Tensions and Challenges

While this resource has acknowledged strengths in relying on teaching artists in youth organizations, there are some tensions and challenges to make clear. First, teaching artists often lack the necessary educational experience to design and facilitate educational programs effectively when they are hired. As mentioned in the DreamYard example, teaching artists may need additional support, whether it is to carry out a program, teach a class or work collaboratively with a teacher. Because of this, youth organizations may need to invest in professional development for their teaching artists, whether that is an internal program of professional learning or an external program. A related challenge to this is the fact that it is difficult to find specific professional development for teaching artists in many of our communities.

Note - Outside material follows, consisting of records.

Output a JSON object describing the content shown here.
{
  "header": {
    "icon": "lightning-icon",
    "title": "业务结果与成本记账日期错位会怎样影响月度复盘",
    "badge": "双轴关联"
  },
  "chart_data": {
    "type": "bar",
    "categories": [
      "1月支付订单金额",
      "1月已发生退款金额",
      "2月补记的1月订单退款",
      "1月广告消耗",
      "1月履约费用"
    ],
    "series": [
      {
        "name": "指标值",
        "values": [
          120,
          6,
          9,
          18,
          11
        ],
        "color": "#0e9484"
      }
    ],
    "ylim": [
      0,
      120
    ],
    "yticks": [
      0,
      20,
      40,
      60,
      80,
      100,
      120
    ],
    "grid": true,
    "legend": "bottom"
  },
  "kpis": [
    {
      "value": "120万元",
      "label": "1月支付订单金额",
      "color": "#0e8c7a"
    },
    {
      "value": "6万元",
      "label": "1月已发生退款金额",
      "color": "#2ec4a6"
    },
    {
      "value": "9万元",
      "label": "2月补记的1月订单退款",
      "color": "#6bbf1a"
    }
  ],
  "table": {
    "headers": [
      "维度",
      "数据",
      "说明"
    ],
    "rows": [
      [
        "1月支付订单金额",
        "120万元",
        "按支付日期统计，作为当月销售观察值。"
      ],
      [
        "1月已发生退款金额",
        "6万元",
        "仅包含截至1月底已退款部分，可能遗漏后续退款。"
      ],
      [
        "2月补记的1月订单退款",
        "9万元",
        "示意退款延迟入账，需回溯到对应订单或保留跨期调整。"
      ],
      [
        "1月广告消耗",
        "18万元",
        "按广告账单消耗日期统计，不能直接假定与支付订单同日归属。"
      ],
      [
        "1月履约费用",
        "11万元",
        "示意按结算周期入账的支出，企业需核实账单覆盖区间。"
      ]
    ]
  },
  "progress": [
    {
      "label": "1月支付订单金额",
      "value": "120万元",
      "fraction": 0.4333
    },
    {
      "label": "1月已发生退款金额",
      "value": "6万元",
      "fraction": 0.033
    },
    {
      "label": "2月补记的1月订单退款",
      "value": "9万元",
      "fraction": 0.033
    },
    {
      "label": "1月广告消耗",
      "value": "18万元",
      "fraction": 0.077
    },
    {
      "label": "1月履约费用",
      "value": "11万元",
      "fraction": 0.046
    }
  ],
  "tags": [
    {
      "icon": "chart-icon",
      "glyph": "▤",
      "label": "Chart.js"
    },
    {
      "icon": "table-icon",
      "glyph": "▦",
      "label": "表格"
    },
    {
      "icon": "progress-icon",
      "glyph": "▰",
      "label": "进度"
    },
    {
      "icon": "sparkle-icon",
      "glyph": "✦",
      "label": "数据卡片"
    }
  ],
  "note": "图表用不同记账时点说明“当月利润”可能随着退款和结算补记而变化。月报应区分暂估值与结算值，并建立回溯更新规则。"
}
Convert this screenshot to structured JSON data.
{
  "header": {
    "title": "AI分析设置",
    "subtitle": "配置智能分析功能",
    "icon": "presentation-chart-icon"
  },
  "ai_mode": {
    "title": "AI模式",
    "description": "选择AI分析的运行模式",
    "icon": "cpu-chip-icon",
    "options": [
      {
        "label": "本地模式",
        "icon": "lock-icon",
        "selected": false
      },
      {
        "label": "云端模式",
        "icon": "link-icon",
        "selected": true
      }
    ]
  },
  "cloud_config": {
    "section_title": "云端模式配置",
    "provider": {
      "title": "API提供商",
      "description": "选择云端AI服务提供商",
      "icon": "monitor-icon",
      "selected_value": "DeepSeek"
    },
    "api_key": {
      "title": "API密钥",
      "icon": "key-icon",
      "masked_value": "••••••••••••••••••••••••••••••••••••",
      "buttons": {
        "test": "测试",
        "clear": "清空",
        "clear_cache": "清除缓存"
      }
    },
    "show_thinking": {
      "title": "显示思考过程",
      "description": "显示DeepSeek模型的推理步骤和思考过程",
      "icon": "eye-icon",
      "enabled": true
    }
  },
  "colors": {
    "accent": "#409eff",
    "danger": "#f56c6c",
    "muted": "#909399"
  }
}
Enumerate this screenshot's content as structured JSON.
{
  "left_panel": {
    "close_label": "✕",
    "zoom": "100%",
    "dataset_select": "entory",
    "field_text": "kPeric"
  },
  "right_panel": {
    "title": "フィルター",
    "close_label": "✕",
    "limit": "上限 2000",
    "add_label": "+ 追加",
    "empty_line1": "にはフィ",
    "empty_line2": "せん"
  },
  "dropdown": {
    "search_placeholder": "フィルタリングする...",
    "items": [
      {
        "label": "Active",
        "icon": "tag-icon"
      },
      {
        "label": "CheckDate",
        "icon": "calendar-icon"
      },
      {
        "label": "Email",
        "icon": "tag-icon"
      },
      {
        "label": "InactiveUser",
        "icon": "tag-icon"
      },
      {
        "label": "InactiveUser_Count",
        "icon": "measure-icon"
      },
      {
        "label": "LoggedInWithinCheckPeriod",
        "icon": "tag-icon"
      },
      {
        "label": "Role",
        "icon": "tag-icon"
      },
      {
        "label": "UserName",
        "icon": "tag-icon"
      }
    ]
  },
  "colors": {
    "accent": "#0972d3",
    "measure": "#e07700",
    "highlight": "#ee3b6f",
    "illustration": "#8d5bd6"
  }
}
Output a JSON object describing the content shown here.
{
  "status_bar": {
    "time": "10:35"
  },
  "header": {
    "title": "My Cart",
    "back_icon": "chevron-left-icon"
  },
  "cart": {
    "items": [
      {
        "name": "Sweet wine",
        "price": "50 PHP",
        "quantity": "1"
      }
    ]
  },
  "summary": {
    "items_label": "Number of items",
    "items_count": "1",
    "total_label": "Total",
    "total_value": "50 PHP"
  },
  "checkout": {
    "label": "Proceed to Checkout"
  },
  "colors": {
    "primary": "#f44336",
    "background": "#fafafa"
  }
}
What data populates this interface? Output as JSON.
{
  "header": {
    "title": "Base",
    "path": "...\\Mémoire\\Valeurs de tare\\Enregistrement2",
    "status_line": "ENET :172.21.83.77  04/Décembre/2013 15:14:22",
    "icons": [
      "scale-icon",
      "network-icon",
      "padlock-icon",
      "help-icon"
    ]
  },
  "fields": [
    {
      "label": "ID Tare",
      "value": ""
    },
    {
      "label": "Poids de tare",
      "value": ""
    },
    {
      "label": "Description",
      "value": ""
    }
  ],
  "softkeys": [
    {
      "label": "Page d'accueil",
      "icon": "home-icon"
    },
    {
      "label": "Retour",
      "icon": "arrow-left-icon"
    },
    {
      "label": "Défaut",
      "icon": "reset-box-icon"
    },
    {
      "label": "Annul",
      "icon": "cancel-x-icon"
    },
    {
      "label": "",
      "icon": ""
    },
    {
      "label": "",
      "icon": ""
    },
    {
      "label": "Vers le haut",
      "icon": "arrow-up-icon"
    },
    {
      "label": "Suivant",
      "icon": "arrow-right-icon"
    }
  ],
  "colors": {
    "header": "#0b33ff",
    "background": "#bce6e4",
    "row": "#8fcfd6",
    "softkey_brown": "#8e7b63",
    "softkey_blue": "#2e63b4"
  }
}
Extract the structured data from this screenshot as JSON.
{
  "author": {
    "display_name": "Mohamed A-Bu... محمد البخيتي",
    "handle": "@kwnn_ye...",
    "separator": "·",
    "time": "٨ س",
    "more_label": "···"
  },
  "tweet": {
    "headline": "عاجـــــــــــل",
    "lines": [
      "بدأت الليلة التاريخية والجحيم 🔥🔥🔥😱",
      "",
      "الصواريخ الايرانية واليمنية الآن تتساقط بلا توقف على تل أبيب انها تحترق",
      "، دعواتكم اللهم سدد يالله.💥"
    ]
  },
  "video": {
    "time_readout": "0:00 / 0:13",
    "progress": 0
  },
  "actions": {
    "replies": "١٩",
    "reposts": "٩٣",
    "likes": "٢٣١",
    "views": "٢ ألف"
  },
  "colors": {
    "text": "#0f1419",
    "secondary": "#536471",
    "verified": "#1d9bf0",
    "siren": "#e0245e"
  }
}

In addition, another tension is that when teaching artists serve as direct service providers to schools, they may induce anxiety from teachers who may feel that teaching artists are an inexpensive way of replacing in-school arts programs and teacher, or that a teaching artist will deliver a particular program that is not supportive of other work happening in the school and then disappear (Booth, 2010). While this challenge can be mitigated over time through the trust and relationships that are established through partnerships, it can certainly be a consideration in the beginning of a partnership.

In some cases, it is not easy to find willing teaching artists. WMCAT noted that in a city that is the size of Grand Rapids, there is not as much ‘teaching artistry’ as the bigger cities. They noted that they need to reach out to the local school of art and design in order to attract more teaching artists.

Related to finding teaching artists, one other challenge is the nature of scheduling that comes with teaching artists. By this, we mean that the work of teaching artists is often part-time and during the afterschool time. The extent to which a youth organization can find teaching artists who are willing and able to work consistently during those times can also be a challenge. When teaching artists are not able to have somewhat consistent relationships with an organization, this impacts their ability to develop deeper connections with youth and be effective mentors. Ideally, organizations can find ways to have more consistent and ongoing relationships to the teaching artists that are involved in their youth programs.